Canaccord Genuity analyst Yuri Lynk lowered his target price for shares of Finning International Inc. (FTT-T) in response to its $ 260-million acquisition of 4Refuel, despite seeing "compelling aspects to its business."
On Tuesday, Vancouver-based Finning announced the deal for Toronto-based 4Refuel, the leading mobile on-site refueling company in Canada. "
"Finning paid ~ $ 260 million or 7.8 times 2018 estimated EBITDA, pre-synergies, for the business," said Mr. Lynk. "We have paid the EBIT multiple paid at 11.3 times. These multiples are slightly higher than where Finning is currently trading but are justified, in our view, by the company's highly recurring and resilient revenue base as well as the revenue synergy potential.
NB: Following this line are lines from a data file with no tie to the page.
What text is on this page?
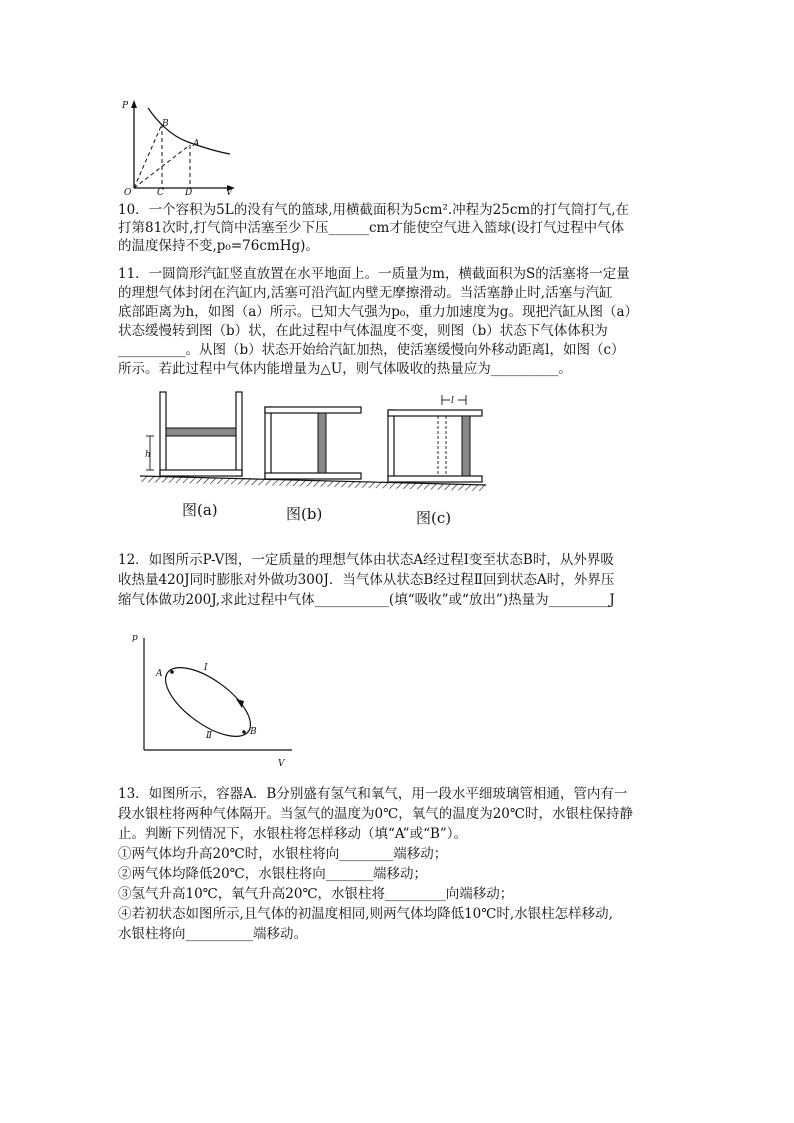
P
V
O
B
A
C D
10．一个容积为5L的没有气的篮球,用横截面积为5cm².冲程为25cm的打气筒打气,在
打第81次时,打气筒中活塞至少下压______cm才能使空气进入篮球(设打气过程中气体
的温度保持不变,p₀=76cmHg)。
11．一圆筒形汽缸竖直放置在水平地面上。一质量为m，横截面积为S的活塞将一定量
的理想气体封闭在汽缸内,活塞可沿汽缸内壁无摩擦滑动。当活塞静止时,活塞与汽缸
底部距离为h，如图（a）所示。已知大气强为p₀，重力加速度为g。现把汽缸从图（a）
状态缓慢转到图（b）状，在此过程中气体温度不变，则图（b）状态下气体体积为
__________。从图（b）状态开始给汽缸加热，使活塞缓慢向外移动距离l，如图（c）
所示。若此过程中气体内能增量为△U，则气体吸收的热量应为__________。
h
l
图(a)	图(b)	图(c)
12．如图所示P-V图，一定质量的理想气体由状态A经过程Ⅰ变至状态B时，从外界吸
收热量420J同时膨胀对外做功300J．当气体从状态B经过程Ⅱ回到状态A时，外界压
缩气体做功200J,求此过程中气体___________(填“吸收”或“放出”)热量为_________J
p
V
A
B
Ⅰ
Ⅱ
13．如图所示，容器A．B分别盛有氢气和氧气，用一段水平细玻璃管相通，管内有一
段水银柱将两种气体隔开。当氢气的温度为0℃，氧气的温度为20℃时，水银柱保持静
止。判断下列情况下，水银柱将怎样移动（填“A”或“B”）。
①两气体均升高20℃时，水银柱将向________端移动；
②两气体均降低20℃，水银柱将向_______端移动；
③氢气升高10℃，氧气升高20℃，水银柱将_________向端移动；
④若初状态如图所示,且气体的初温度相同,则两气体均降低10℃时,水银柱怎样移动,
水银柱将向__________端移动。
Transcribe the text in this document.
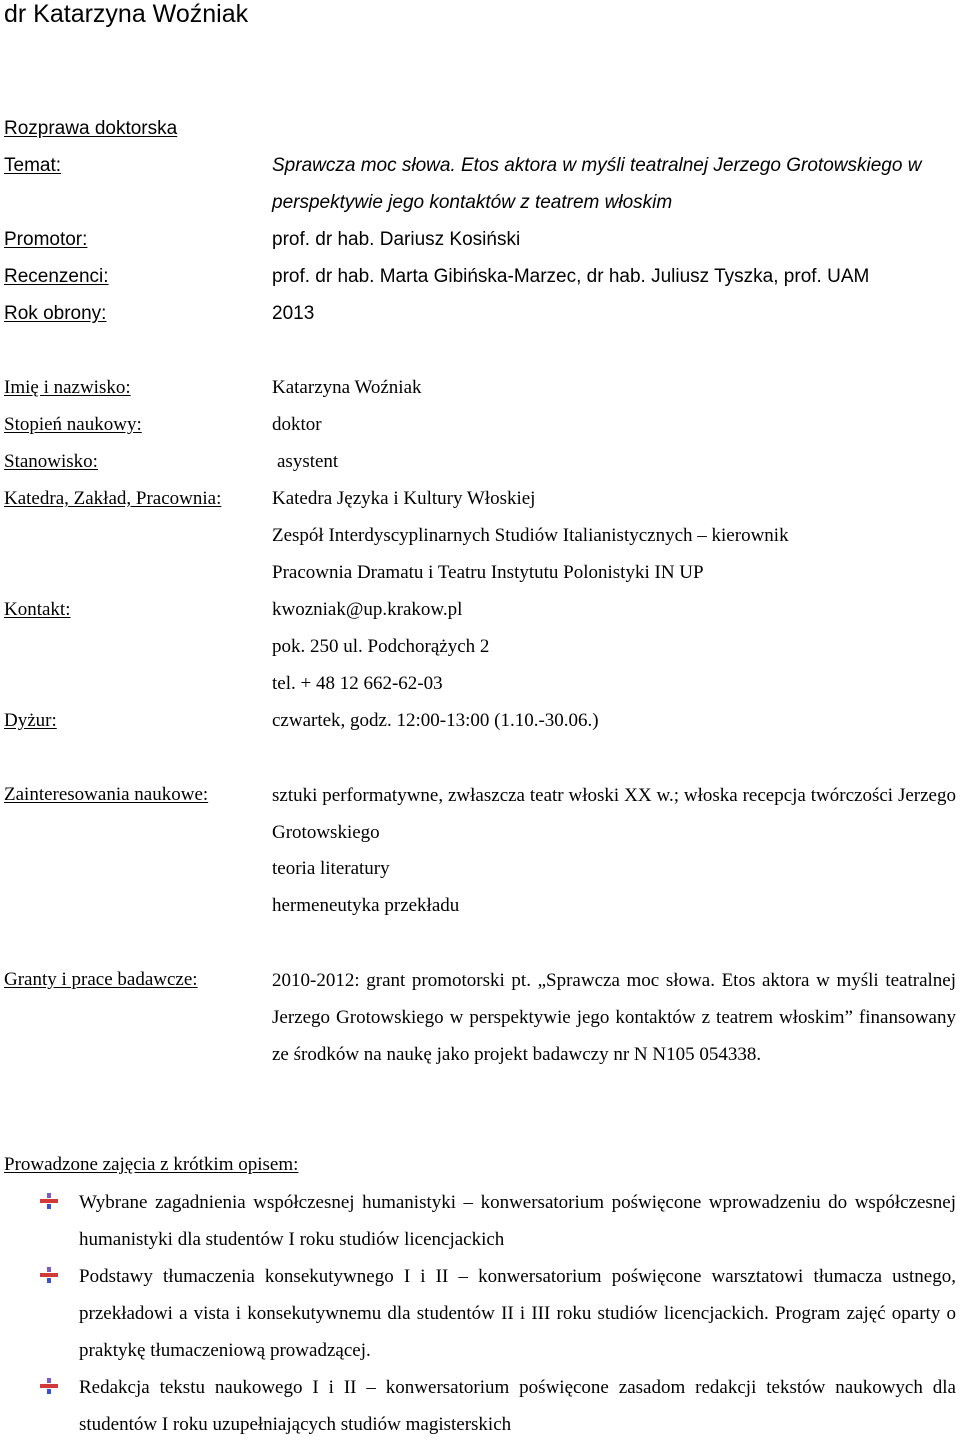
dr Katarzyna Woźniak
Rozprawa doktorska
Temat:	Sprawcza moc słowa. Etos aktora w myśli teatralnej Jerzego Grotowskiego w
perspektywie jego kontaktów z teatrem włoskim
Promotor:	prof. dr hab. Dariusz Kosiński
Recenzenci:	prof. dr hab. Marta Gibińska-Marzec, dr hab. Juliusz Tyszka, prof. UAM
Rok obrony:	2013
Imię i nazwisko:	Katarzyna Woźniak
Stopień naukowy:	doktor
Stanowisko:	asystent
Katedra, Zakład, Pracownia:	Katedra Języka i Kultury Włoskiej
Zespół Interdyscyplinarnych Studiów Italianistycznych – kierownik
Pracownia Dramatu i Teatru Instytutu Polonistyki IN UP
Kontakt:	kwozniak@up.krakow.pl
pok. 250 ul. Podchorążych 2
tel. + 48 12 662-62-03
Dyżur:	czwartek, godz. 12:00-13:00 (1.10.-30.06.)
Zainteresowania naukowe:	sztuki performatywne, zwłaszcza teatr włoski XX w.; włoska recepcja twórczości Jerzego Grotowskiego
teoria literatury
hermeneutyka przekładu
Granty i prace badawcze:	2010-2012: grant promotorski pt. „Sprawcza moc słowa. Etos aktora w myśli teatralnej Jerzego Grotowskiego w perspektywie jego kontaktów z teatrem włoskim” finansowany ze środków na naukę jako projekt badawczy nr N N105 054338.
Prowadzone zajęcia z krótkim opisem:
Wybrane zagadnienia współczesnej humanistyki – konwersatorium poświęcone wprowadzeniu do współczesnej humanistyki dla studentów I roku studiów licencjackich
Podstawy tłumaczenia konsekutywnego I i II – konwersatorium poświęcone warsztatowi tłumacza ustnego, przekładowi a vista i konsekutywnemu dla studentów II i III roku studiów licencjackich. Program zajęć oparty o praktykę tłumaczeniową prowadzącej.
Redakcja tekstu naukowego I i II – konwersatorium poświęcone zasadom redakcji tekstów naukowych dla studentów I roku uzupełniających studiów magisterskich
"We assume the acquisition closes at the end of January and therefore include only two months in Q1 / 2019. As such, our EBITDA estimates increase to $ 804 million in 2019 and $ 868 million in 2020, from $ 773 million and $ 831 million, respectively. We calculate the acquisition to be 4-percent accretive to EPS in 2019, bringing our estimate to $ 2.30. Meanwhile, our 2020 EPS estimate increases 6 percent to $ 2.50. Recall, next year, Finning should benefit from the roll-out of significant ERP implementation costs in South America and the right-sized operation in Argentina, the start of construction activity on LNG Canada, and product support growth. "
Maintaining and "buy" rating for Finning stock, Mr. Lynk dropped his target to $ 33 from $ 38, which falls below the $ 35.25 consensus.
"Over the last year or so, forward valuation multiples for heavy equipment companies have contracted from 20.0 times to, in the case of Caterpillar, Komatsu, and Toromont, 11.7 times," he said. "Our previous 16.5 times target P / E multiple for Finning looked increasingly rich and we take this opportunity to reduce it to 13.5 times, which we continue to apply to our Q4 / 2019 through Q3 / 2020 EPS estimate. Our new target implies a 36-percent return, including a 3.2 percent dividend yield. "
In other analyst actions:
Macquarie analyst Mike Rizvanovic downgraded Bank of Montreal (BMO-T, BMO-N) to "neutral" from "outperform" with a target of $ 101, falling from $ 111. The average target on the street is $ 108.54.
Mr. Rizvanovic upgraded Royal Bank of Canada (RY-T, RY-N) to "outperform" from "neutral" with a target of $ 104, which falls short of the $ 110.14 consensus.
Barclays analyst James Durran upgraded North West Co. Inc. (NWC-T) to "overweight" from "equal-weight" and bumped his target to $ 34 from $ 31. The average is $ 33.20.
RBC Dominion Securities downgraded Just Energy Group Inc. (JE-T) to "sector perform" from "outperform" with a target of $ 5.50, up from $ 5 but below the consensus of $ 5.78.